The tradeoff: atomoxetine has slower onset (2-4 weeks to full effect versus days to weeks for stimulants) and tends to be less effective for the low-motivation component of ADHD. People often feel they're more organized and can focus better, but they don't necessarily feel more "driven." If your core problem is executive function without major motivation deficit, atomoxetine works well. If you're struggling to even want to do things, it's often insufficient alone.
The genetic wild card: CYP2D6 metabolism
There's another layer that predicts response: how your body metabolizes these drugs. Atomoxetine and to a lesser extent methylphenidate are metabolized by the enzyme CYP2D6. If you're a rapid metabolizer, standard doses may barely work. If you're a poor metabolizer, standard doses may feel like excessive doses.
Genetic testing for CYP2D6 status is increasingly available and can save months of trial-and-error dosing. If you've tried standard doses and gotten no response or significant side effects, knowing your metabolizer status changes everything. It's not that the drug doesn't work for you - it's that the standard dose was wrong for your genetics.

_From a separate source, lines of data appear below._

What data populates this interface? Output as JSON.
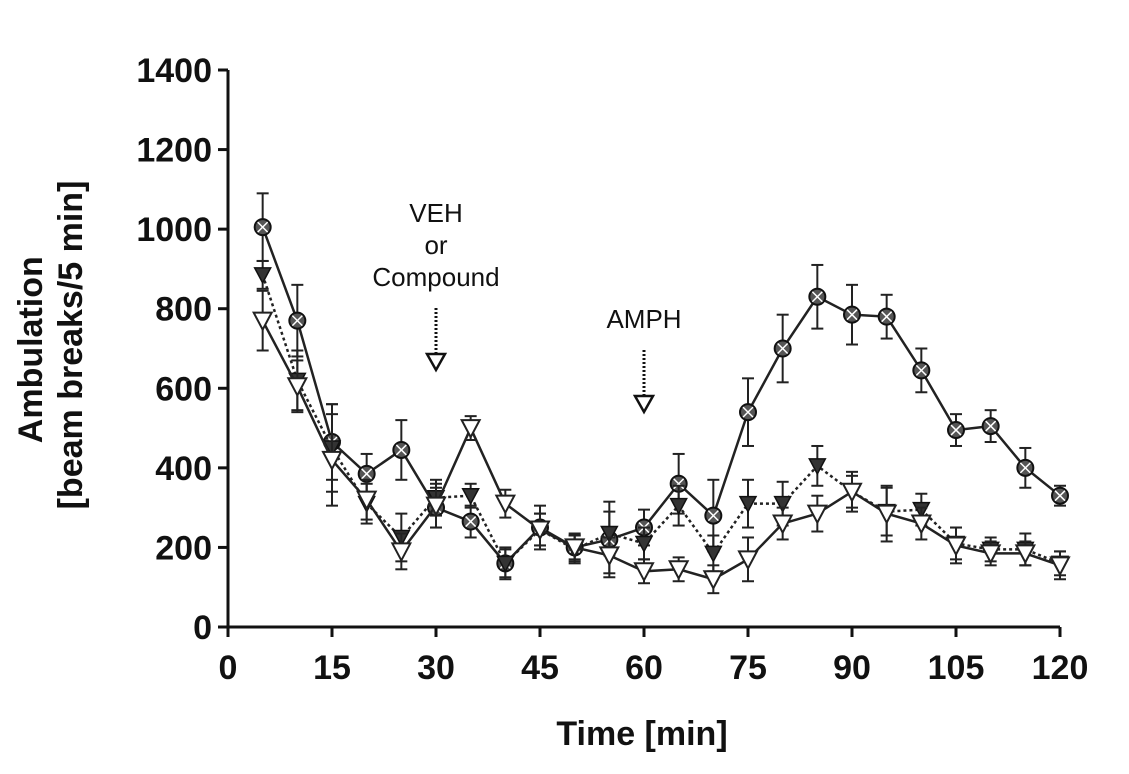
{
  "chart_data": {
    "type": "line",
    "xlabel": "Time [min]",
    "ylabel_line1": "Ambulation",
    "ylabel_line2": "[beam breaks/5 min]",
    "xlim": [
      0,
      120
    ],
    "ylim": [
      0,
      1400
    ],
    "xticks": [
      0,
      15,
      30,
      45,
      60,
      75,
      90,
      105,
      120
    ],
    "yticks": [
      0,
      200,
      400,
      600,
      800,
      1000,
      1200,
      1400
    ],
    "grid": false,
    "x": [
      5,
      10,
      15,
      20,
      25,
      30,
      35,
      40,
      45,
      50,
      55,
      60,
      65,
      70,
      75,
      80,
      85,
      90,
      95,
      100,
      105,
      110,
      115,
      120
    ],
    "series": [
      {
        "marker": "circle-x",
        "line": "solid",
        "values": [
          1005,
          770,
          465,
          385,
          445,
          300,
          265,
          160,
          250,
          200,
          220,
          250,
          360,
          280,
          540,
          700,
          830,
          785,
          780,
          645,
          495,
          505,
          400,
          330
        ],
        "errors": [
          85,
          90,
          95,
          50,
          75,
          50,
          40,
          35,
          55,
          35,
          95,
          45,
          75,
          90,
          85,
          85,
          80,
          75,
          55,
          55,
          40,
          40,
          50,
          25
        ]
      },
      {
        "marker": "triangle-down-filled",
        "line": "dotted",
        "values": [
          885,
          620,
          450,
          310,
          225,
          325,
          330,
          160,
          245,
          195,
          235,
          210,
          305,
          185,
          310,
          310,
          405,
          340,
          290,
          295,
          210,
          195,
          195,
          160
        ],
        "errors": [
          35,
          75,
          110,
          50,
          60,
          45,
          30,
          40,
          40,
          35,
          55,
          40,
          50,
          45,
          60,
          55,
          50,
          40,
          60,
          40,
          40,
          30,
          40,
          30
        ]
      },
      {
        "marker": "triangle-down-open",
        "line": "solid",
        "values": [
          770,
          605,
          420,
          320,
          190,
          305,
          500,
          310,
          245,
          200,
          180,
          140,
          145,
          120,
          170,
          260,
          285,
          340,
          285,
          260,
          205,
          185,
          185,
          155
        ],
        "errors": [
          75,
          65,
          115,
          50,
          45,
          55,
          30,
          35,
          40,
          30,
          45,
          30,
          30,
          35,
          55,
          40,
          45,
          50,
          70,
          40,
          45,
          30,
          30,
          35
        ]
      }
    ],
    "annotations": [
      {
        "text_lines": [
          "VEH",
          "or",
          "Compound"
        ],
        "x": 30
      },
      {
        "text_lines": [
          "AMPH"
        ],
        "x": 60
      }
    ]
  }
}
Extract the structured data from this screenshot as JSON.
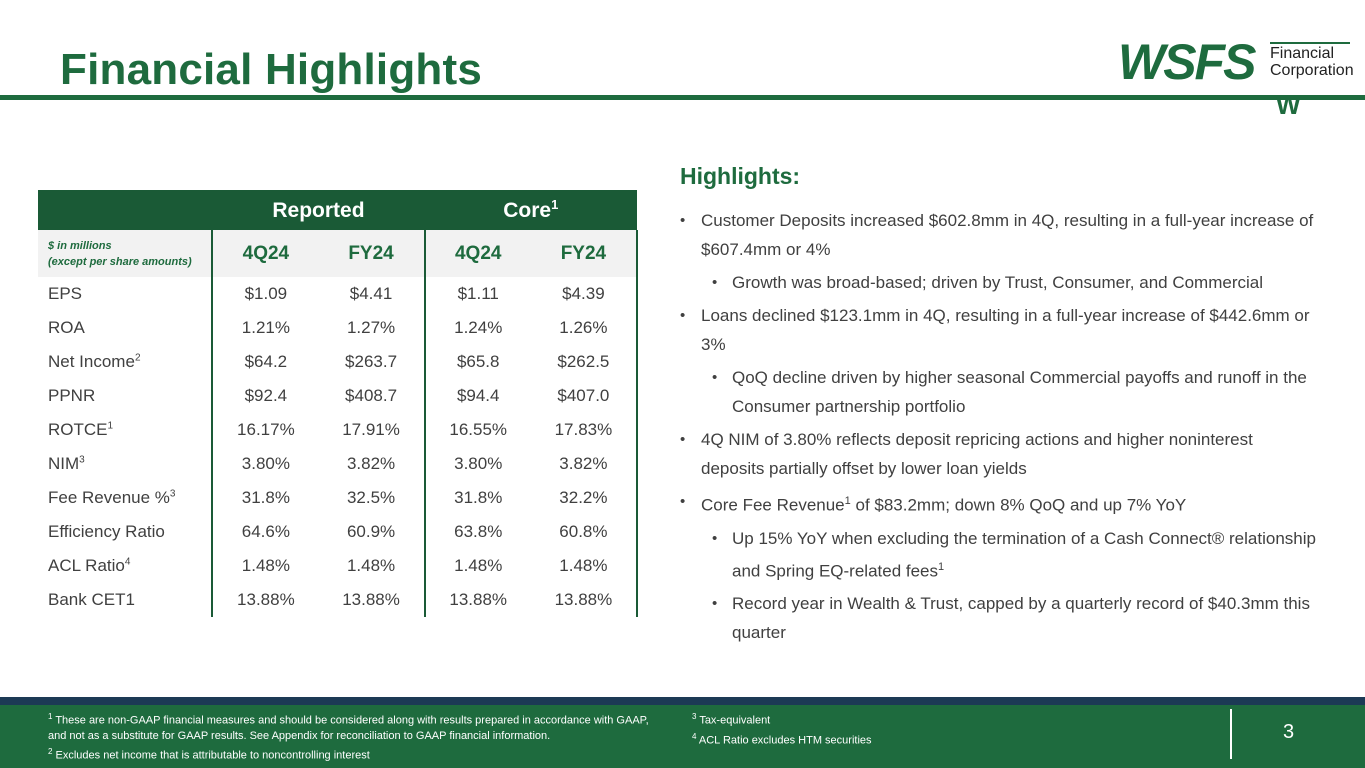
{
  "title": "Financial Highlights",
  "logo": {
    "word": "WSFS",
    "sub1": "Financial",
    "sub2": "Corporation",
    "mark": "W"
  },
  "table": {
    "group_headers": [
      {
        "label": "Reported",
        "sup": ""
      },
      {
        "label": "Core",
        "sup": "1"
      }
    ],
    "unit_line1": "$ in millions",
    "unit_line2": "(except per share amounts)",
    "columns": [
      "4Q24",
      "FY24",
      "4Q24",
      "FY24"
    ],
    "rows": [
      {
        "label": "EPS",
        "sup": "",
        "values": [
          "$1.09",
          "$4.41",
          "$1.11",
          "$4.39"
        ]
      },
      {
        "label": "ROA",
        "sup": "",
        "values": [
          "1.21%",
          "1.27%",
          "1.24%",
          "1.26%"
        ]
      },
      {
        "label": "Net Income",
        "sup": "2",
        "values": [
          "$64.2",
          "$263.7",
          "$65.8",
          "$262.5"
        ]
      },
      {
        "label": "PPNR",
        "sup": "",
        "values": [
          "$92.4",
          "$408.7",
          "$94.4",
          "$407.0"
        ]
      },
      {
        "label": "ROTCE",
        "sup": "1",
        "values": [
          "16.17%",
          "17.91%",
          "16.55%",
          "17.83%"
        ]
      },
      {
        "label": "NIM",
        "sup": "3",
        "values": [
          "3.80%",
          "3.82%",
          "3.80%",
          "3.82%"
        ]
      },
      {
        "label": "Fee Revenue %",
        "sup": "3",
        "values": [
          "31.8%",
          "32.5%",
          "31.8%",
          "32.2%"
        ]
      },
      {
        "label": "Efficiency Ratio",
        "sup": "",
        "values": [
          "64.6%",
          "60.9%",
          "63.8%",
          "60.8%"
        ]
      },
      {
        "label": "ACL Ratio",
        "sup": "4",
        "values": [
          "1.48%",
          "1.48%",
          "1.48%",
          "1.48%"
        ]
      },
      {
        "label": "Bank CET1",
        "sup": "",
        "values": [
          "13.88%",
          "13.88%",
          "13.88%",
          "13.88%"
        ]
      }
    ]
  },
  "highlights": {
    "title": "Highlights:",
    "bullets": [
      {
        "level": 1,
        "text": "Customer Deposits increased $602.8mm in 4Q, resulting in a full-year increase of $607.4mm or 4%"
      },
      {
        "level": 2,
        "text": "Growth was broad-based; driven by Trust, Consumer, and Commercial"
      },
      {
        "level": 1,
        "text": "Loans declined $123.1mm in 4Q, resulting in a full-year increase of $442.6mm or 3%"
      },
      {
        "level": 2,
        "text": "QoQ decline driven by higher seasonal Commercial payoffs and runoff in the Consumer partnership portfolio"
      },
      {
        "level": 1,
        "text": "4Q NIM of 3.80% reflects deposit repricing actions and higher noninterest deposits partially offset by lower loan yields"
      },
      {
        "level": 1,
        "text": "Core Fee Revenue",
        "sup": "1",
        "tail": " of $83.2mm; down 8% QoQ and up 7% YoY"
      },
      {
        "level": 2,
        "text": "Up 15% YoY when excluding the termination of a Cash Connect® relationship and Spring EQ-related fees",
        "sup": "1",
        "tail": ""
      },
      {
        "level": 2,
        "text": "Record year in Wealth & Trust, capped by a quarterly record of $40.3mm this quarter"
      }
    ]
  },
  "footnotes": {
    "fn1": "These are non-GAAP financial measures and should be considered along with results prepared in accordance with GAAP, and not as a substitute for GAAP results.  See Appendix for reconciliation to GAAP financial information.",
    "fn2": "Excludes net income that is attributable to noncontrolling interest",
    "fn3": "Tax-equivalent",
    "fn4": "ACL Ratio excludes HTM securities"
  },
  "page_number": "3",
  "colors": {
    "brand_green": "#1e6b3e",
    "header_green": "#1a5a36",
    "navy_band": "#1c3a55"
  }
}
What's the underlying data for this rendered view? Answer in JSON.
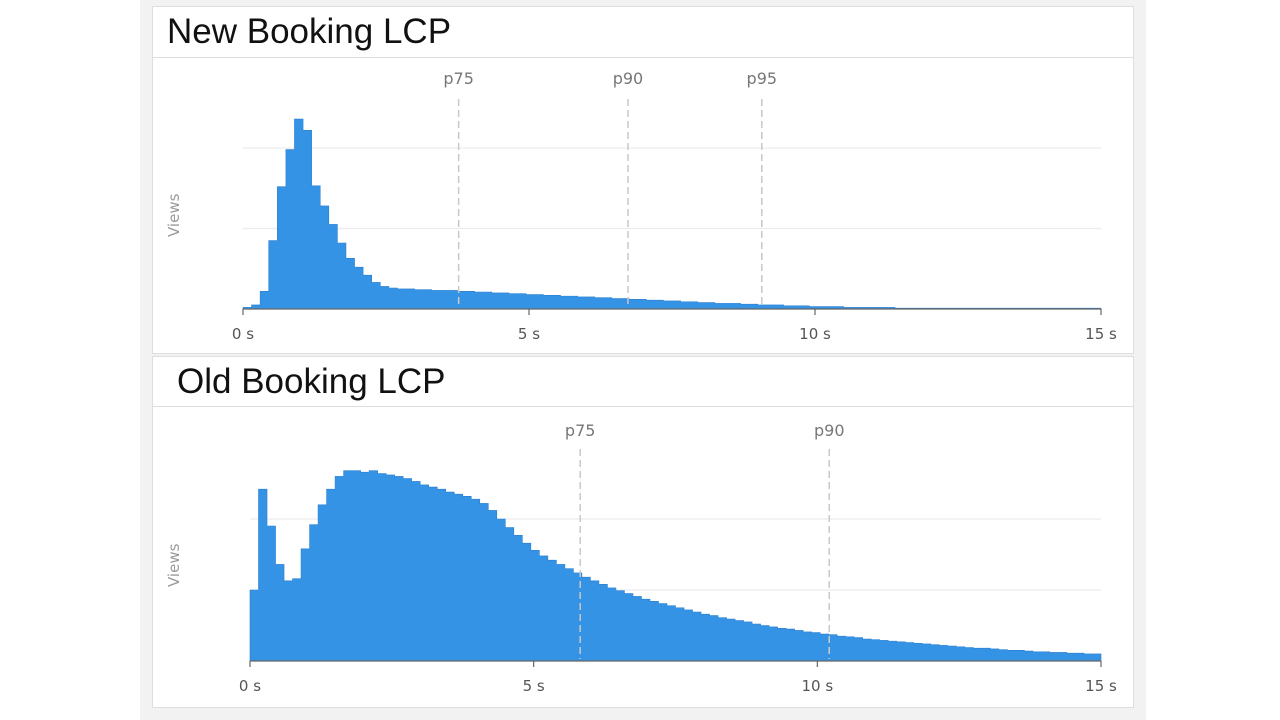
{
  "panels": [
    {
      "title": "New Booking LCP",
      "ylabel": "Views",
      "xticks": [
        "0 s",
        "5 s",
        "10 s",
        "15 s"
      ],
      "percentiles": [
        {
          "label": "p75",
          "value_s": 3.77
        },
        {
          "label": "p90",
          "value_s": 6.73
        },
        {
          "label": "p95",
          "value_s": 9.07
        }
      ]
    },
    {
      "title": "Old Booking LCP",
      "ylabel": "Views",
      "xticks": [
        "0 s",
        "5 s",
        "10 s",
        "15 s"
      ],
      "percentiles": [
        {
          "label": "p75",
          "value_s": 5.82
        },
        {
          "label": "p90",
          "value_s": 10.21
        }
      ]
    }
  ],
  "colors": {
    "bar": "#3593e6",
    "grid": "#ececec",
    "percentile_line": "#c8c8c8",
    "axis": "#666666"
  },
  "chart_data": [
    {
      "type": "bar",
      "title": "New Booking LCP",
      "xlabel": "",
      "ylabel": "Views",
      "x_unit": "s",
      "xlim": [
        0,
        15
      ],
      "bin_width_s": 0.15,
      "y_units": "relative (gridlines at 1 and 2; y-axis values unlabeled)",
      "ylim": [
        0,
        2.4
      ],
      "grid": true,
      "legend": null,
      "xticks": [
        0,
        5,
        10,
        15
      ],
      "percentile_markers": {
        "p75": 3.77,
        "p90": 6.73,
        "p95": 9.07
      },
      "values": [
        0.02,
        0.05,
        0.22,
        0.85,
        1.52,
        1.98,
        2.36,
        2.22,
        1.53,
        1.28,
        1.05,
        0.82,
        0.63,
        0.52,
        0.42,
        0.33,
        0.28,
        0.26,
        0.25,
        0.25,
        0.24,
        0.24,
        0.23,
        0.23,
        0.23,
        0.22,
        0.22,
        0.21,
        0.21,
        0.2,
        0.2,
        0.19,
        0.19,
        0.18,
        0.18,
        0.17,
        0.17,
        0.16,
        0.16,
        0.15,
        0.15,
        0.14,
        0.14,
        0.13,
        0.13,
        0.12,
        0.12,
        0.11,
        0.11,
        0.1,
        0.1,
        0.09,
        0.09,
        0.08,
        0.08,
        0.07,
        0.07,
        0.07,
        0.06,
        0.06,
        0.05,
        0.05,
        0.05,
        0.04,
        0.04,
        0.04,
        0.03,
        0.03,
        0.03,
        0.03,
        0.02,
        0.02,
        0.02,
        0.02,
        0.02,
        0.02,
        0.01,
        0.01,
        0.01,
        0.01,
        0.01,
        0.01,
        0.01,
        0.01,
        0.01,
        0.01,
        0.01,
        0.01,
        0.01,
        0.01,
        0.01,
        0.01,
        0.01,
        0.01,
        0.01,
        0.01,
        0.01,
        0.01,
        0.01,
        0.01
      ]
    },
    {
      "type": "bar",
      "title": "Old Booking LCP",
      "xlabel": "",
      "ylabel": "Views",
      "x_unit": "s",
      "xlim": [
        0,
        15
      ],
      "bin_width_s": 0.15,
      "y_units": "relative (gridlines at 1 and 2; y-axis values unlabeled)",
      "ylim": [
        0,
        2.8
      ],
      "grid": true,
      "legend": null,
      "xticks": [
        0,
        5,
        10,
        15
      ],
      "percentile_markers": {
        "p75": 5.82,
        "p90": 10.21
      },
      "values": [
        1.0,
        2.42,
        1.9,
        1.36,
        1.13,
        1.16,
        1.58,
        1.92,
        2.2,
        2.42,
        2.6,
        2.68,
        2.68,
        2.66,
        2.68,
        2.64,
        2.62,
        2.6,
        2.57,
        2.53,
        2.48,
        2.45,
        2.42,
        2.38,
        2.35,
        2.32,
        2.28,
        2.22,
        2.12,
        2.0,
        1.88,
        1.77,
        1.66,
        1.56,
        1.48,
        1.42,
        1.36,
        1.3,
        1.24,
        1.18,
        1.13,
        1.08,
        1.03,
        0.99,
        0.95,
        0.91,
        0.87,
        0.84,
        0.81,
        0.78,
        0.75,
        0.72,
        0.69,
        0.66,
        0.64,
        0.61,
        0.59,
        0.57,
        0.55,
        0.52,
        0.5,
        0.48,
        0.46,
        0.45,
        0.43,
        0.41,
        0.4,
        0.38,
        0.37,
        0.35,
        0.34,
        0.33,
        0.31,
        0.3,
        0.29,
        0.28,
        0.27,
        0.26,
        0.25,
        0.24,
        0.23,
        0.22,
        0.21,
        0.2,
        0.19,
        0.18,
        0.18,
        0.17,
        0.16,
        0.15,
        0.15,
        0.14,
        0.13,
        0.13,
        0.12,
        0.12,
        0.11,
        0.11,
        0.1,
        0.1
      ]
    }
  ]
}
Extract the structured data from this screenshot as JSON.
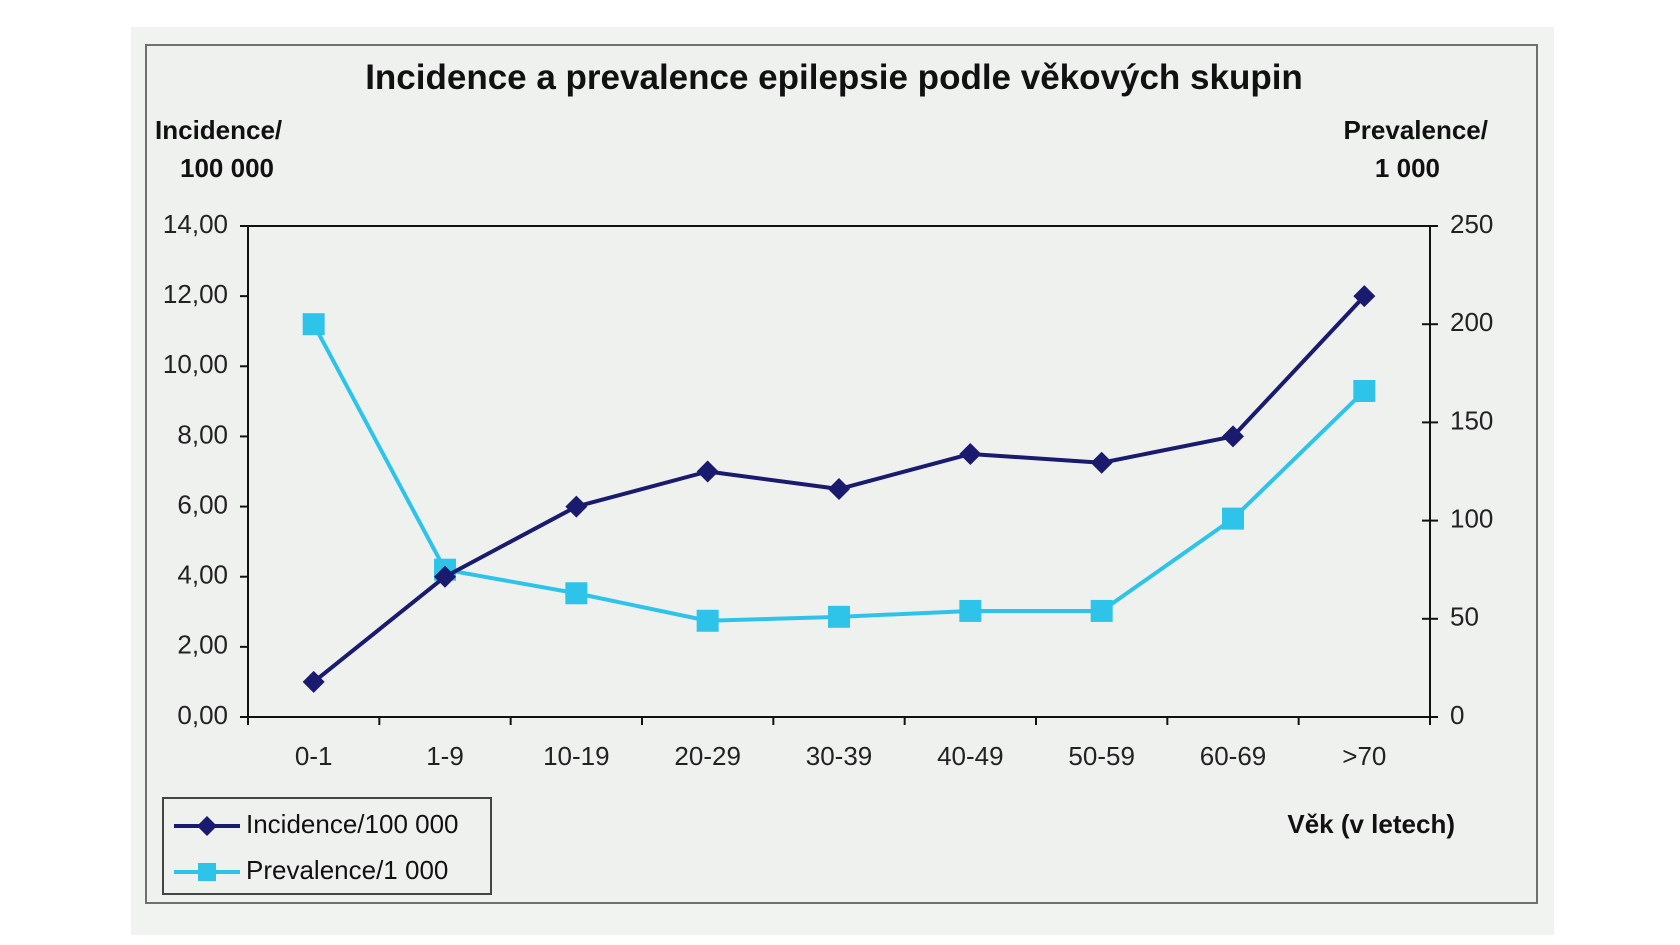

Combining insights: how to choose
The evidence base from Faraone and others suggests this framework: start with methylphenidate if motivation and reward-processing are your primary impairment. Start with amphetamine if you have a mixed presentation with both motivational and attention components. Start with atomoxetine if you need a non-stimulant option, have substance use disorder history, or primarily struggle with attention and executive function rather than motivation.
But here's the critical part: this is a starting point for conversation with your prescriber, not a rule. Individual response varies enormously. Some people have genetic variations that make them respond better to one drug despite what the population data suggests. The only way to know is systematic trial with careful monitoring.
Response should be assessed at full therapeutic dose for at least 4-6 weeks before concluding a drug doesn't work. Rushing between medications before adequately trialing them wastes time and leaves you without effective treatment.
The missed middle ground
One important note: many people improve significantly but not completely on any single agent. Combining a dopamine-focused drug with a norepinephrine-focused drug (like methylphenidate plus atomoxetine, or amphetamine at lower dose plus atomoxetine) sometimes works better than either alone. This isn't standard practice but it's increasingly used and supported by individual case evidence. It's a conversation worth having with an ADHD specialist if single-agent treatment has reached its limits.
The neuroscience is clear: ADHD isn't a one-neurotransmitter problem. It's a dopamine and norepinephrine problem in different proportions for different people. Matching the drug to your neurochemistry, not just your diagnosis, is what separates adequate treatment from truly effective treatment.